Denn "Half-Life" hatte das im Vergleich zum Rest des Spiels wohl bescheidenste Schlusskapitel der Spielegeschichte. Die Alien-Welt Xen wirkte unfertig. Valve gab irgendwann selbst zu, dass ihnen die Zeit ausgegangen war. Dieses Xen also haben die Hobby-Entwickler gänzlich neu gebaut, sogar einen besseren Story-Bogen zu "Half-Life 2" haben sie eingebaut - und damit den letzten großen Makel des Originals beseitigt.

Große Teile dieser Zusammenfassung über das Original referiere ich aus der Perspektive des interessierten Spielers, der jahrelang Reaktionen mitbekam, es aber selbst nie anfasste, weil es irgendwann einfach zu lange her war und Spiele sich längst weiterentwickelt hatten. Auch "Black Mesa" ist nicht frei von Problemen - gelegentliche Bugs, veraltetes Trefferfeedback - aber die wollen die Entwickler nach und nach beheben. Damit haben endlich auch Banausen wie ich die Möglichkeit, dieses immer noch hervorragend arrangierte Erlebnis zu genießen.

Fazit

Ein Spiel wie "Half-Life" würde heute so vermutlich niemand mehr entwickeln lassen, der bei einem börsennotierten Publisher was zu sagen hat. Da werden Spiele gebraucht, die mit Online-Klimbim jahrelang Einnahmen generieren.

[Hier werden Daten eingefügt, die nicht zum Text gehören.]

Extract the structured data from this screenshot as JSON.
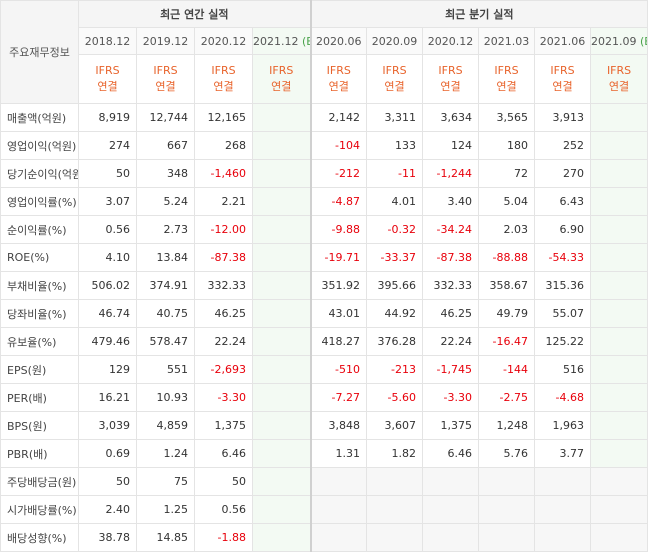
{
  "header": {
    "corner_label": "주요재무정보",
    "annual_group": "최근 연간 실적",
    "quarter_group": "최근 분기 실적",
    "annual_periods": [
      "2018.12",
      "2019.12",
      "2020.12",
      "2021.12"
    ],
    "quarter_periods": [
      "2020.06",
      "2020.09",
      "2020.12",
      "2021.03",
      "2021.06",
      "2021.09"
    ],
    "estimate_mark": "(E)",
    "basis_line1": "IFRS",
    "basis_line2": "연결"
  },
  "rows": [
    {
      "label": "매출액(억원)",
      "annual": [
        "8,919",
        "12,744",
        "12,165",
        ""
      ],
      "quarter": [
        "2,142",
        "3,311",
        "3,634",
        "3,565",
        "3,913",
        ""
      ]
    },
    {
      "label": "영업이익(억원)",
      "annual": [
        "274",
        "667",
        "268",
        ""
      ],
      "quarter": [
        "-104",
        "133",
        "124",
        "180",
        "252",
        ""
      ]
    },
    {
      "label": "당기순이익(억원)",
      "annual": [
        "50",
        "348",
        "-1,460",
        ""
      ],
      "quarter": [
        "-212",
        "-11",
        "-1,244",
        "72",
        "270",
        ""
      ]
    },
    {
      "label": "영업이익률(%)",
      "annual": [
        "3.07",
        "5.24",
        "2.21",
        ""
      ],
      "quarter": [
        "-4.87",
        "4.01",
        "3.40",
        "5.04",
        "6.43",
        ""
      ]
    },
    {
      "label": "순이익률(%)",
      "annual": [
        "0.56",
        "2.73",
        "-12.00",
        ""
      ],
      "quarter": [
        "-9.88",
        "-0.32",
        "-34.24",
        "2.03",
        "6.90",
        ""
      ]
    },
    {
      "label": "ROE(%)",
      "annual": [
        "4.10",
        "13.84",
        "-87.38",
        ""
      ],
      "quarter": [
        "-19.71",
        "-33.37",
        "-87.38",
        "-88.88",
        "-54.33",
        ""
      ]
    },
    {
      "label": "부채비율(%)",
      "annual": [
        "506.02",
        "374.91",
        "332.33",
        ""
      ],
      "quarter": [
        "351.92",
        "395.66",
        "332.33",
        "358.67",
        "315.36",
        ""
      ]
    },
    {
      "label": "당좌비율(%)",
      "annual": [
        "46.74",
        "40.75",
        "46.25",
        ""
      ],
      "quarter": [
        "43.01",
        "44.92",
        "46.25",
        "49.79",
        "55.07",
        ""
      ]
    },
    {
      "label": "유보율(%)",
      "annual": [
        "479.46",
        "578.47",
        "22.24",
        ""
      ],
      "quarter": [
        "418.27",
        "376.28",
        "22.24",
        "-16.47",
        "125.22",
        ""
      ]
    },
    {
      "label": "EPS(원)",
      "annual": [
        "129",
        "551",
        "-2,693",
        ""
      ],
      "quarter": [
        "-510",
        "-213",
        "-1,745",
        "-144",
        "516",
        ""
      ]
    },
    {
      "label": "PER(배)",
      "annual": [
        "16.21",
        "10.93",
        "-3.30",
        ""
      ],
      "quarter": [
        "-7.27",
        "-5.60",
        "-3.30",
        "-2.75",
        "-4.68",
        ""
      ]
    },
    {
      "label": "BPS(원)",
      "annual": [
        "3,039",
        "4,859",
        "1,375",
        ""
      ],
      "quarter": [
        "3,848",
        "3,607",
        "1,375",
        "1,248",
        "1,963",
        ""
      ]
    },
    {
      "label": "PBR(배)",
      "annual": [
        "0.69",
        "1.24",
        "6.46",
        ""
      ],
      "quarter": [
        "1.31",
        "1.82",
        "6.46",
        "5.76",
        "3.77",
        ""
      ]
    },
    {
      "label": "주당배당금(원)",
      "annual": [
        "50",
        "75",
        "50",
        ""
      ],
      "quarter": [
        "",
        "",
        "",
        "",
        "",
        ""
      ]
    },
    {
      "label": "시가배당률(%)",
      "annual": [
        "2.40",
        "1.25",
        "0.56",
        ""
      ],
      "quarter": [
        "",
        "",
        "",
        "",
        "",
        ""
      ]
    },
    {
      "label": "배당성향(%)",
      "annual": [
        "38.78",
        "14.85",
        "-1.88",
        ""
      ],
      "quarter": [
        "",
        "",
        "",
        "",
        "",
        ""
      ]
    }
  ],
  "colors": {
    "negative": "#e8000b",
    "basis": "#e8632b",
    "estimate_mark": "#49a34a",
    "estimate_bg": "#f3faf3"
  }
}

Als bekennender Einzelspieler muss ich deshalb unheimlich viel an "Black Mesa" lieben. Die Art, wie es entstanden ist: aus Liebe zum Original, mit Durchhaltevermögen und ausnahmsweise mal mit der Unterstützung der Erfinder des Originalspiels statt gegen deren Widerstand.

Und trotzdem gibt es "Black Mesa" (übrigens mit 18 Euro für einen ziemlich fairen Preis). Produziert von Fans. In ihrer Freizeit! Auf Blockbuster-Niveau!! Was für eine Leistung. Im Grunde spielt sich "Half-Life" damit wie "Half-Life 2", was Kenner wie Verächter des Originals freuen muss. Für alle, die "Half-Life" also noch nicht kennen, und aktuell kein VR-Set daheim haben, um das neu erschienene "Half-Life Alyx" zu spielen, ist "Black Mesa" ein Pflichtkauf. Und ein Denkmal für ein sehr altes, aber sehr gutes Spiel.

"Black Mesa" ist erhältlich für PC (bei Steam), kostet 18 Euro und ist für Spieler ab 16 Jahren geeignet.